Its six episodes will follow objects over the centuries as they passed from their makers through the hands of monarchs, soldiers, thieves and merchants to archaeologists and museum curators.

Conservation to mantle
Conservation to the mantle at The Ashmolean

The episodes will feature a total of 20 guests including cultural thinkers, artists and activists who will discuss the purpose and future of museums.
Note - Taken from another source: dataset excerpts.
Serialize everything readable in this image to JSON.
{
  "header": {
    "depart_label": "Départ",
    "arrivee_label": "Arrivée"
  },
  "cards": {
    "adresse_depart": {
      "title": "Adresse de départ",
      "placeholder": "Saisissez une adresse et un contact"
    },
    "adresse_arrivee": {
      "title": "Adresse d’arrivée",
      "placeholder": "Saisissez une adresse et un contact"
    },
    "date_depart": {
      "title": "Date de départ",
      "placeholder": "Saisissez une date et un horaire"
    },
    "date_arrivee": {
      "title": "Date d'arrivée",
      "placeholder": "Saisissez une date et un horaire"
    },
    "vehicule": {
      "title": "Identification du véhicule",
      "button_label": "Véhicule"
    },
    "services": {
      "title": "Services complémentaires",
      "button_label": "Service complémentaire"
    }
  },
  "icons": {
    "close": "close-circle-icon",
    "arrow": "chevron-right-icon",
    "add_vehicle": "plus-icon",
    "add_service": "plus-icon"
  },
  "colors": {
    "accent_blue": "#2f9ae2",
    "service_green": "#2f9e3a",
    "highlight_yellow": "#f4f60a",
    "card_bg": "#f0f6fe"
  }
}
Among them is Bénédicte Savoy, co-author of the Report on African Cultural Heritage, commissioned by Emmanuel Macron, Dan Hicks of Oxford’s Pitt Rivers Museum, and Simukai Chigudu, one of the founding members of the Rhodes Must Fall campaign.

The first episode will question how western museums including The Ashmolean are entangled with the history of European imperialism.

Xa Sturgis, the Museum’s Director will explore the Powhatan’s Mantle, an Indigenous North American wall-hanging inside the museum.

“There’s simply nothing else of its size, significance and importance that survives from the Algonquian-speaking people of the region from that time,” Sturgis explained.

“But today, it’s displayed not in the context of those people who made it… but rather, of the white Europeans who collected it…For museums to evolve, for museums to engage directly with as many visitors as possible, we have to, I think, face some of these problems full on.”

Subsequent episodes will also focus on the discussion around Oxford’s Benin Bronzes, a pottery fragment from Knossos and the Arundel Marbles.

The podcast series is the third to be released by the museum, following its Museum Secrets and Objects Out Loud podcasts.

Its latest launches on 21 January with a new episode each week until 25 February 2022.